Annotation/explanation: In other cases, visual differences may be apparent, but their significance may be unclear. The graphic below shows where adults in the UK placed eight different news outlets on an ideological scale. The area charts show that audiences on the ideological right and left often place the same outlet differently, but those differences are sometimes subtle and not easy to judge or characterize. Because the graphic below shows news outlets with significant differences and those without, labeling each panel as such adds clarity.
This list of design considerations for small multiples isn’t exhaustive, and it’s important to note that every time researchers at Pew Research Center consider how to design a faceted display, we’re also deciding whether we should produce such a display in the first place.
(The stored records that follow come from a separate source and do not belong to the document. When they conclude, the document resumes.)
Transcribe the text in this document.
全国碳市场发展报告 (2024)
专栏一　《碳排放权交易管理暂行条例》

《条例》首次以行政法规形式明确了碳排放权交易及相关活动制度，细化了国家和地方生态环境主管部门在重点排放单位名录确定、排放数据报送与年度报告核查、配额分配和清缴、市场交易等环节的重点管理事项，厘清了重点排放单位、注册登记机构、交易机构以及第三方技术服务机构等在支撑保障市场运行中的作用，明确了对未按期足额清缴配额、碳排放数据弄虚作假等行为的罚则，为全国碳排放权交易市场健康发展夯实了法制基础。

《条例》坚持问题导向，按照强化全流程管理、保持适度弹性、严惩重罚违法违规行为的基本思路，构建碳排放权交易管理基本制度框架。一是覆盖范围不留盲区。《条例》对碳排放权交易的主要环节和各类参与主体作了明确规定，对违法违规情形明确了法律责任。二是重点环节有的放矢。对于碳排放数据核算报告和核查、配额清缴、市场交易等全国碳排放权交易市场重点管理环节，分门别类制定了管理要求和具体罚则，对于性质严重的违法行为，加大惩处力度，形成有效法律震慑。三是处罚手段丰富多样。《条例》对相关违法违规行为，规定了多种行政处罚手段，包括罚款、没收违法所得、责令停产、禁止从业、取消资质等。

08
Small multiples often require more time for a reader to fully absorb than single panel information graphics, and any information graphics that require close study are not the ideal format to use for audiences with very limited time or attention. But for those readers who do have time and attention, a carefully designed set of small multiples can communicate a lot of information.
Want to make your own small multiples? Excel is sufficient for making perhaps up to a dozen panels. Simply copy and paste another instance of the chart and then change the cell range that the new chart references, while making sure the scales, styles and sizes of the new instances remain the same as in the original. Excel’s alignment tools can be used to arrange the charts in a grid. For faster, iterative, or large scale work, the ggplot2 library for R can produce small multiples from a data set in seconds using the facet_wrap() and facet_grid() functions.